Sunday, March 8, 2015

Latin Proverbs and Fables Round-Up: March 8

Here is a round-up of today's proverbs and fables - and for previous posts, check out the Bestiaria Latina Blog archives.

For those of you who were wondering where I was over the past two weeks, it is a sad story, but an important one; my mother, who was in hospice care, has died, and it was a hard experience for our family: Morituris Omnibus.

While I was gone, something seems to have happened to the Feedburner email service, and about 2000 subscribers have suddenly disappeared. This has happened before, and I hope they will be restored soon. I'm not sure if they have really disappeared or not; I'll see what I can find out if the numbers don't go back to normal later this week.

HODIE (Roman Calendar): ante diem octavum Idus Martias.

MYTHS and LEGENDS: The art image for today's legend shows The Three Daughters of Cecrops; you can also see the legends for the current week listed together here.


TINY PROVERBS: Today's tiny proverb is: Beati mites (English: Blessed are the meek).

3-WORD MOTTOES: Today's 3-word verb-less motto is Pax optima rerum (English: Peace is the best of things).

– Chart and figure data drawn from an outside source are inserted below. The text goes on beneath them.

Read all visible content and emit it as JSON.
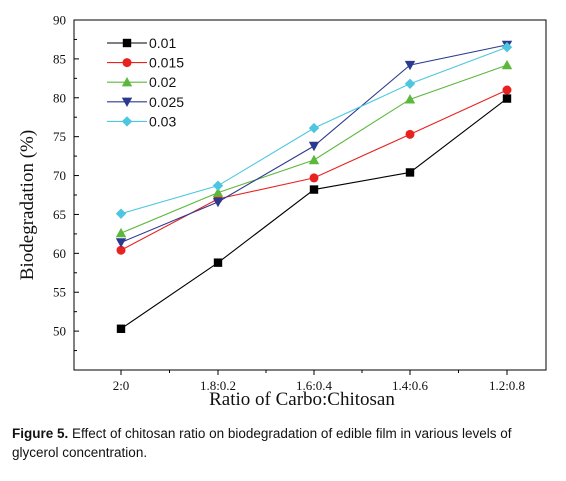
{
  "chart_data": {
    "type": "line",
    "xlabel": "Ratio of Carbo:Chitosan",
    "ylabel": "Biodegradation (%)",
    "categories": [
      "2:0",
      "1.8:0.2",
      "1.6:0.4",
      "1.4:0.6",
      "1.2:0.8"
    ],
    "ylim": [
      45,
      90
    ],
    "yticks": [
      50,
      55,
      60,
      65,
      70,
      75,
      80,
      85,
      90
    ],
    "grid": false,
    "legend_position": "top-left",
    "series": [
      {
        "name": "0.01",
        "color": "#000000",
        "marker": "square",
        "values": [
          50.3,
          58.8,
          68.2,
          70.4,
          79.9
        ]
      },
      {
        "name": "0.015",
        "color": "#e8231f",
        "marker": "circle",
        "values": [
          60.4,
          67.0,
          69.7,
          75.3,
          81.0
        ]
      },
      {
        "name": "0.02",
        "color": "#5cb83c",
        "marker": "triangle-up",
        "values": [
          62.6,
          67.8,
          72.0,
          79.8,
          84.2
        ]
      },
      {
        "name": "0.025",
        "color": "#2b3a8f",
        "marker": "triangle-down",
        "values": [
          61.4,
          66.6,
          73.8,
          84.2,
          86.8
        ]
      },
      {
        "name": "0.03",
        "color": "#4ec6e0",
        "marker": "diamond",
        "values": [
          65.1,
          68.7,
          76.1,
          81.8,
          86.5
        ]
      }
    ]
  },
  "caption": {
    "label": "Figure 5.",
    "text": " Effect of chitosan ratio on biodegradation of edible film in various levels of glycerol concentration."
  }
}
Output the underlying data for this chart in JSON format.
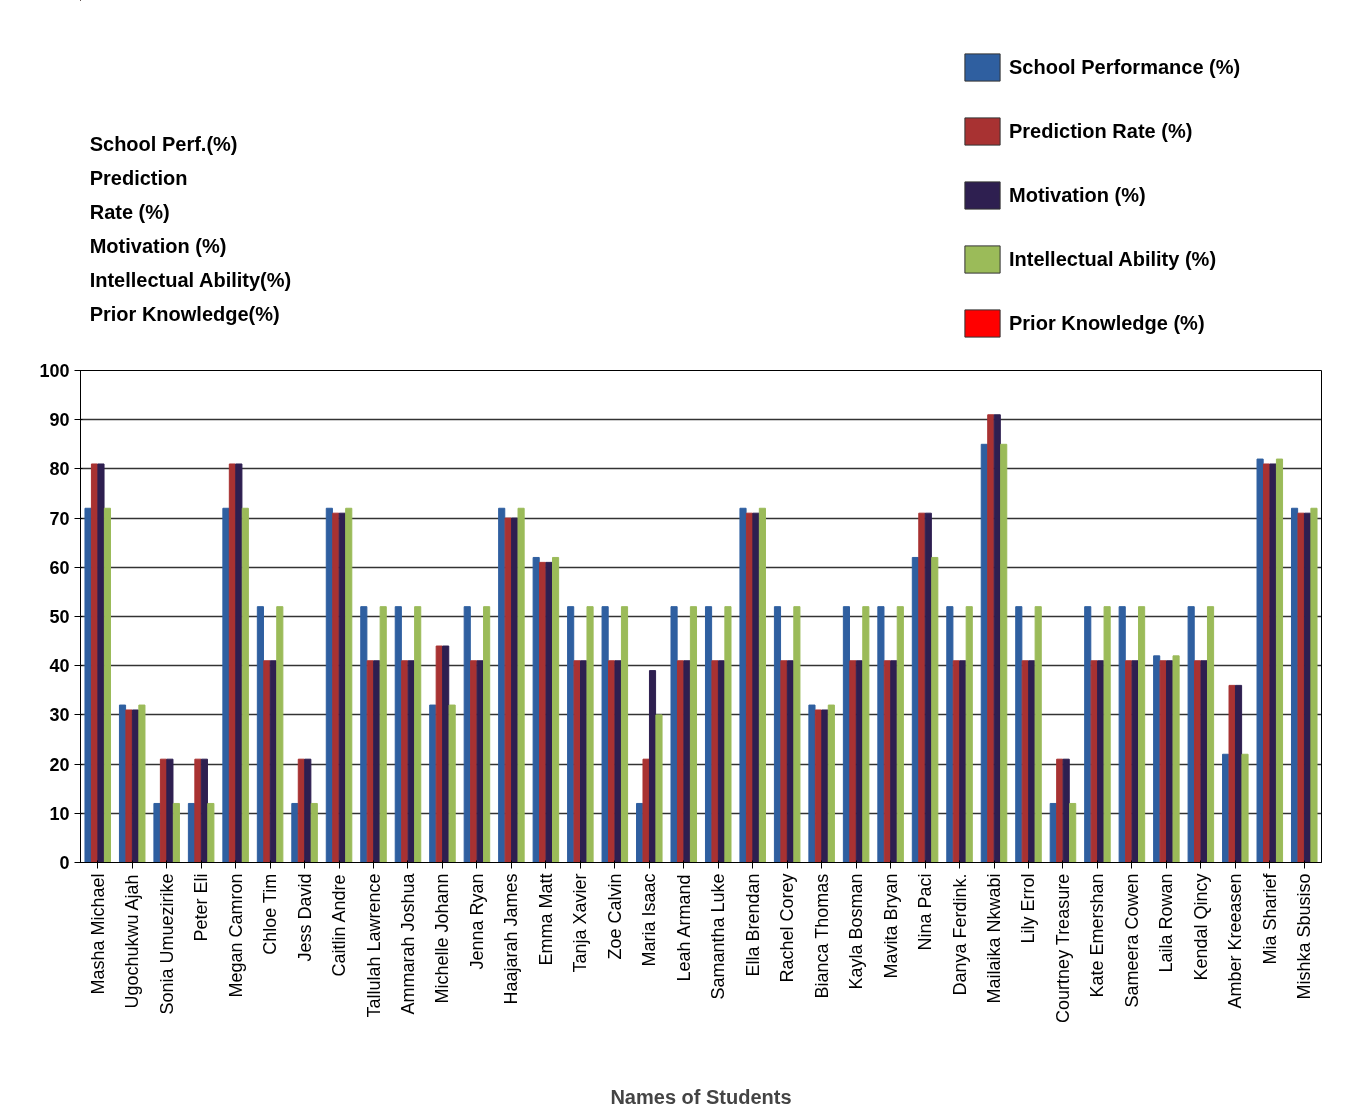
{
  "chart_data": {
    "type": "bar",
    "xlabel": "Names of Students",
    "categories": [
      "Masha Michael",
      "Ugochukwu Ajah",
      "Sonia Umuezirike",
      "Peter Eli",
      "Megan Camron",
      "Chloe Tim",
      "Jess David",
      "Caitlin Andre",
      "Tallulah Lawrence",
      "Ammarah Joshua",
      "Michelle Johann",
      "Jenna Ryan",
      "Haajarah James",
      "Emma Matt",
      "Tanja Xavier",
      "Zoe Calvin",
      "Maria Isaac",
      "Leah Armand",
      "Samantha Luke",
      "Ella Brendan",
      "Rachel Corey",
      "Bianca Thomas",
      "Kayla Bosman",
      "Mavita Bryan",
      "Nina Paci",
      "Danya Ferdink.",
      "Mailaika Nkwabi",
      "Lily Errol",
      "Courtney Treasure",
      "Kate Emershan",
      "Sameera Cowen",
      "Laila Rowan",
      "Kendal Qincy",
      "Amber Kreeasen",
      "Mia Sharief",
      "Mishka Sbusiso"
    ],
    "series": [
      {
        "name": "School Performance (%)",
        "color": "#2f5fa0",
        "values": [
          72,
          32,
          12,
          12,
          72,
          52,
          12,
          72,
          52,
          52,
          32,
          52,
          72,
          62,
          52,
          52,
          12,
          52,
          52,
          72,
          52,
          32,
          52,
          52,
          62,
          52,
          85,
          52,
          12,
          52,
          52,
          42,
          52,
          22,
          82,
          72
        ]
      },
      {
        "name": "Prediction Rate (%)",
        "color": "#a83232",
        "values": [
          81,
          31,
          21,
          21,
          81,
          41,
          21,
          71,
          41,
          41,
          44,
          41,
          70,
          61,
          41,
          41,
          21,
          41,
          41,
          71,
          41,
          31,
          41,
          41,
          71,
          41,
          91,
          41,
          21,
          41,
          41,
          41,
          41,
          36,
          81,
          71
        ]
      },
      {
        "name": "Motivation (%)",
        "color": "#2e1f50",
        "values": [
          81,
          31,
          21,
          21,
          81,
          41,
          21,
          71,
          41,
          41,
          44,
          41,
          70,
          61,
          41,
          41,
          39,
          41,
          41,
          71,
          41,
          31,
          41,
          41,
          71,
          41,
          91,
          41,
          21,
          41,
          41,
          41,
          41,
          36,
          81,
          71
        ]
      },
      {
        "name": "Intellectual Ability (%)",
        "color": "#9bbb59",
        "values": [
          72,
          32,
          12,
          12,
          72,
          52,
          12,
          72,
          52,
          52,
          32,
          52,
          72,
          62,
          52,
          52,
          30,
          52,
          52,
          72,
          52,
          32,
          52,
          52,
          62,
          52,
          85,
          52,
          12,
          52,
          52,
          42,
          52,
          22,
          82,
          72
        ]
      },
      {
        "name": "Prior Knowledge (%)",
        "color": "#ff0000",
        "values": [
          null,
          null,
          null,
          null,
          null,
          null,
          null,
          null,
          null,
          null,
          null,
          null,
          null,
          null,
          null,
          null,
          null,
          null,
          null,
          null,
          null,
          null,
          null,
          null,
          null,
          null,
          null,
          null,
          null,
          null,
          null,
          null,
          null,
          null,
          null,
          null
        ]
      }
    ],
    "ylim": [
      0,
      100
    ],
    "yticks": [
      0,
      10,
      20,
      30,
      40,
      50,
      60,
      70,
      80,
      90,
      100
    ],
    "grid": "y",
    "legend": "top right",
    "annotations": [
      "School Perf.(%)\nPrediction\n Rate (%)\nMotivation (%)\nIntellectual Ability(%)\nPrior Knowledge(%)"
    ]
  }
}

ANIMAL PROVERBS: Today's animal proverb is Malo cani brevis tendatur copula (English: You should keep a bad dog on a short leash).

POLYDORUS: Today's proverb from Polydorus is: Hic aureo hamo piscatur (English: He is caught with a golden hook ... i.e. money has hooked him).

PROPER NAME PROVERBS: Today's proper name proverb from Erasmus is Haec ipsa erat Helena, pro qua digladiabantur (English: This is that very Helen for whom war was waged; from Adagia 1.3.69).

GREEK PROVERBS: Today's proverb is Θυμοῦ λόγος ἰατρός. (English: Speech is a doctor for wrath).

BREVISSIMA: The distich poster for today is Qui Amat, Uritur. Click here for a full-sized view.

And here are today's proverbial LOLcats:

Domi manere convenit felicibus.
It behooves those who are happy to stay home.

Re magis quam specie.
The thing itself rather than appearance.


FABULAE FACILES: The fable from the Fabulae Faciles widget is Vulpes in Puteum Delapsa et Lupus, a story in which the fox finds that she needs the wolf's help (this fable has a vocabulary list).

MILLE FABULAE: The fable from the Mille Fabulae et Una widget is Mula et Imago Eius, the story of a self-important mule.